There are many high-CBD cannabis strains, with different chemical compositions, that are available for patients. However, cannabis extracts contain more than 500 different molecules, including phytocannabinoids, terpenes, and phenolic compounds, which have different therapeutic properties.
This research aimed to evaluate whether the different cannabinoids profile of each high-CBD cannabis strain affects their potential use as anti-convulsant. For this propose, we profiled the cannabinoid composition of four different high-CBD cannabis strains using a mass-spectrometry, coupled to liquid chromatography (LC-MS), and found that each of the tested strains has a unique phytocannabinoid profile. In order to evaluate the different high-CBD cannabis strains anti-convulsion properties, we used a chemically induced convulsions mice model of Pentylenetetrazol (PTZ).
In this research, we demonstrate that not all high-CBD cannabis strains have the same anti-convulsion properties using both behavioral and neuronal activity measurements. We show that different phytocannabinoids can penetrate the blood-brain-barrier (BBB) into the brain tissue and their composition in the brain depends on the extract cannabinoids profile. According to our results, the presence of these phytocannabinoids did not affect the endocannabinoid profile in the brain. Using endocannabinoids system receptors antagonists, we show that the cannabinoid receptor 1 (CB1) and transient receptor potential cation channel subfamily V member 1 (TRPV1) pathways are involved in the anti-convulsion effect when the CB1 pathway is anti-epileptogenic and the TRPV1 pathway is pro-epileptogenic. Lastly, we isolated the CBD fraction of different high-CBD cannabis strains and were able to identify a small group of phytocannabinoids and terpenes that are probably responsible for the anti-convulsion effect.

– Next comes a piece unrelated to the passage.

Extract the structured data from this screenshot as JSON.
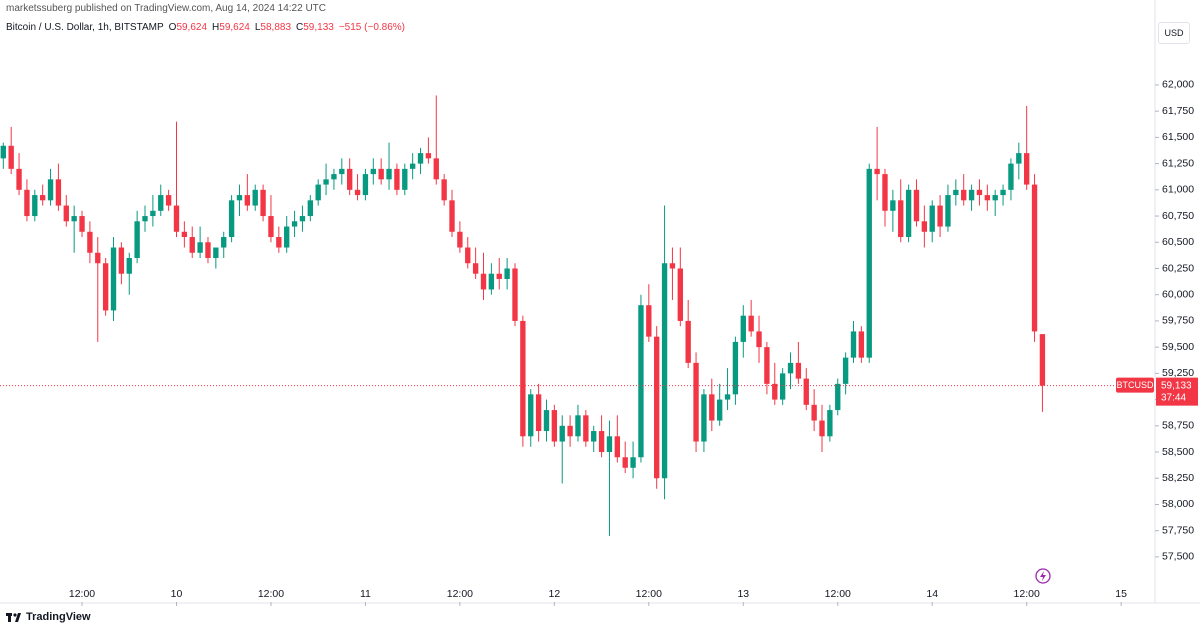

These results provide valuable insights regarding the use of high-CBD cannabis treatment in epilepsy. We demonstrated that the anti-convulsion effect of different high-CBD cannabis strains depends on their specific cannabinoids profile. This raises a crucial need to further analyze the cannabinoids profile in each strain and to customize the cannabis epilepsy treatment in order to optimize its therapeutic effects.